使用HashMap查找字符串中第二高的字符

Question

我正在尝试查找字符串中第二常见的字符。下面是我的代码

public class secondCommonAlpha {

    public Character secondCommon(String str)
    {
        Character ans = null;
        int first = 0, second = 0;
        HashMap<Character,Integer> counter = new HashMap<>();
        for(char c: str.toCharArray())
        {
            if(!counter.containsKey(c))
            {
                counter.put(c,1);
            }
            else
            {
                counter.put(c,counter.get(c) + 1);
            }
        }
        System.out.println(counter);
       for (char c: counter.keySet())
       {
           if(counter.get(c) > first)
           {
               second = first;

               first = counter.get(c);
           }
           else
               if(counter.get(c) > second && counter.get(c) < first)
           {
               second = counter.get(c);
               ans = c;
           }
       }
        return ans;
    }

    public static void main(String[] args) {
        secondCommonAlpha o = new secondCommonAlpha();
        System.out.println(o.secondCommon("bananassss"));
    }
}

在第三次迭代中不起作用。如何修复和优化此代码？

编辑

我使用两个字符变量来完成工作。

public Character secondCommon(String str)
    {
        Character ans = null;
        int first = 0, second = 0;
        Character firstChar = null,secondChar = null;
        HashMap<Character,Integer> counter = new HashMap<>();
        for(char c: str.toCharArray())
        {
            if(!counter.containsKey(c))
            {
                counter.put(c,1);
            }
            else
            {
                counter.put(c,counter.get(c) + 1);
            }
        }
        System.out.println(counter);
       for (char c: counter.keySet())
       {
           if(counter.get(c) > first)
           {

               second = first;
               secondChar = firstChar;
               firstChar = c;

               first = counter.get(c);
           }
           else
               if(counter.get(c) > second && counter.get(c) < first)
           {
               second = counter.get(c);

               secondChar = c;
           }
       }
        return secondChar;
    }

现在工作正常，但我想这段代码可以优化。

Answer 1

在这里，我写了一个通用的实现，它将为您提供n个最常见的字符。根据您的情况，您可以指定2，如示例main中所示。

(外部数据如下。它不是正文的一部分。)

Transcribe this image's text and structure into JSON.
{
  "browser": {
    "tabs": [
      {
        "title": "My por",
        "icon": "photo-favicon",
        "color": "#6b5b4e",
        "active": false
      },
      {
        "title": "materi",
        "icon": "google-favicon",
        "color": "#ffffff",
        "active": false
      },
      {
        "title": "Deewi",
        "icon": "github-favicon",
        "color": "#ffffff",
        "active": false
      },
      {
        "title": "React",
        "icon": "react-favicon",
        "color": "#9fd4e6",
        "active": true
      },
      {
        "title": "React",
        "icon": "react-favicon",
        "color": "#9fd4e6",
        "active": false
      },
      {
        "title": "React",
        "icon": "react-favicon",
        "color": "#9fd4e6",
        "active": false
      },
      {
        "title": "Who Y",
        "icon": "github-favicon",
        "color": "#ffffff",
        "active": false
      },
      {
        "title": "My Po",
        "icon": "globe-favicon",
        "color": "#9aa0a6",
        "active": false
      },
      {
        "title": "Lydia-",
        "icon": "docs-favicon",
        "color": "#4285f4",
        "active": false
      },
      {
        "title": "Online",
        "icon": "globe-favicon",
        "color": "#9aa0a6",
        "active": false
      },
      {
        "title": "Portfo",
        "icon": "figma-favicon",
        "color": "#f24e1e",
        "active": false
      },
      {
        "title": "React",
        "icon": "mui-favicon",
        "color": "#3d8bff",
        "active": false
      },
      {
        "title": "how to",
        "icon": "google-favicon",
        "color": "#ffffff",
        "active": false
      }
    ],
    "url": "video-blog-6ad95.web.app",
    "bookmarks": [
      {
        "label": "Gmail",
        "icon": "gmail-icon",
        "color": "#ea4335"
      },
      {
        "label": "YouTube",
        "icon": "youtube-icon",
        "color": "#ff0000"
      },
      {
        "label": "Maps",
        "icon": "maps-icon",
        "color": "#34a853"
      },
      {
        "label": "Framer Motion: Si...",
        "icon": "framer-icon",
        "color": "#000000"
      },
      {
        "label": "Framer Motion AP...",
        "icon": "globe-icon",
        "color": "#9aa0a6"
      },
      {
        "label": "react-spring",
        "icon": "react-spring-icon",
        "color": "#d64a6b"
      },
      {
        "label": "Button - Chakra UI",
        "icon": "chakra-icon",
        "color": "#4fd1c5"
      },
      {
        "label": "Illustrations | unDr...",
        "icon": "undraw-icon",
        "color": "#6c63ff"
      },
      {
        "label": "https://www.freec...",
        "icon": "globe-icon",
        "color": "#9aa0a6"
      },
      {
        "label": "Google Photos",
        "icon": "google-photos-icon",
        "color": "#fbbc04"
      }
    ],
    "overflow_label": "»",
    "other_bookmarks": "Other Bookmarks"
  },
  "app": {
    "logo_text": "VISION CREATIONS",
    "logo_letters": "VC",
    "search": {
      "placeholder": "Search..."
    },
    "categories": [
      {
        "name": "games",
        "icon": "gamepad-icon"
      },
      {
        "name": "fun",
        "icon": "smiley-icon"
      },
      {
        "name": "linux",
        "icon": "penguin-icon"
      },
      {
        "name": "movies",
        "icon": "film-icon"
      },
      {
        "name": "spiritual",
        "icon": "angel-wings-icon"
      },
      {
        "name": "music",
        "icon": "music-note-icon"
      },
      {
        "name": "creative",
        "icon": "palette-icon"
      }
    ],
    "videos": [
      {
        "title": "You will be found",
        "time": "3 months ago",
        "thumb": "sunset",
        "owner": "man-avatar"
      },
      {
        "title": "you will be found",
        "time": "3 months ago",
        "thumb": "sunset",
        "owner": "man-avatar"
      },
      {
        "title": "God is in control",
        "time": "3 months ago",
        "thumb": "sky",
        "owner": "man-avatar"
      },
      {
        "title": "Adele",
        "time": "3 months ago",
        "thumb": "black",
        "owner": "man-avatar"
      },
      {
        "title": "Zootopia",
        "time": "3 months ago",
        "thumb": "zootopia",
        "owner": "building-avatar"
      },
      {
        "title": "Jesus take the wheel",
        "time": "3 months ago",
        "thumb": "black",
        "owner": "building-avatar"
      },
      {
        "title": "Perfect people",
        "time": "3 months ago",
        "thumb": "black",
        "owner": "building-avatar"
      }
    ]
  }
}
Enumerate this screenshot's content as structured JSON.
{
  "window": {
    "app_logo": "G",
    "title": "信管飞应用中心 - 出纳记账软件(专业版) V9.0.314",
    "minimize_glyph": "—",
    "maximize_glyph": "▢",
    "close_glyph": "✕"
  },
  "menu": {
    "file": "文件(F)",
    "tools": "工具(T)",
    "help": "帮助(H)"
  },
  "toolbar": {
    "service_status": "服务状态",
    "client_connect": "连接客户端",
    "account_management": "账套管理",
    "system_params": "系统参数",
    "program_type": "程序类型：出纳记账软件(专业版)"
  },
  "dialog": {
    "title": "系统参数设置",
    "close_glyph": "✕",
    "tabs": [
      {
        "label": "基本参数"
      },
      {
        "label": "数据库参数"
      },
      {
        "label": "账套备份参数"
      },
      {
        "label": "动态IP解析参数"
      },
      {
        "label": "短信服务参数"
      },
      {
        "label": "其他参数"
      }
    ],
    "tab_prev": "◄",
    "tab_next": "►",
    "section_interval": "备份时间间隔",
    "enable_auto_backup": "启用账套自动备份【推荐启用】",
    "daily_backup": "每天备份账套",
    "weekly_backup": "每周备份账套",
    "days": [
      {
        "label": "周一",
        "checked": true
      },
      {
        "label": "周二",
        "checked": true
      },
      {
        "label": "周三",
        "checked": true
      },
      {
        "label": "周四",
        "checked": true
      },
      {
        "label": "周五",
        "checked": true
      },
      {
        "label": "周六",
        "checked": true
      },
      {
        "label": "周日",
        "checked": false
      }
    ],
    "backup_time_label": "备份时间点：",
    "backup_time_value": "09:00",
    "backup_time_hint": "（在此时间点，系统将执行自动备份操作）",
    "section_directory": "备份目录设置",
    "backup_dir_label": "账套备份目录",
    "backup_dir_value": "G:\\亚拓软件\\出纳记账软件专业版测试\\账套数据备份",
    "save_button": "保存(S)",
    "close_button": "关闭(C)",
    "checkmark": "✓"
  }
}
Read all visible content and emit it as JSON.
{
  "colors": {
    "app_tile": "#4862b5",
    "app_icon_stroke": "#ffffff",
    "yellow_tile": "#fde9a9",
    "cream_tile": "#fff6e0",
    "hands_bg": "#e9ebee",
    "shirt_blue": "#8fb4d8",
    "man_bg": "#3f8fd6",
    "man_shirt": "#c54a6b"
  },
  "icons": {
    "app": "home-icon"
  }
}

答案是通过按出现次数（条目的值）对地图条目集进行降序排序，然后从列表的开头选择n-1个索引（从零开始）来实现的。

public static char nMostCommon(String str, int n) {
    Map<Character, Long> counter = str.chars()
        .mapToObj(c -> (char) c)
        .collect(Collectors.groupingBy(Function.identity(), Collectors.counting()));
    if (counter.size() < n) {
        throw new IllegalArgumentException("Not enough different characters.");
    }
    return counter.entrySet().stream()
        .sorted(Comparator.comparing(Map.Entry::getValue, Comparator.reverseOrder()))
        .map(Map.Entry::getKey)
        .collect(Collectors.toList())
        .get(n - 1);
}

public static void main(String[] args) {
    System.out.println(nMostCommon("bananassss", 2));
}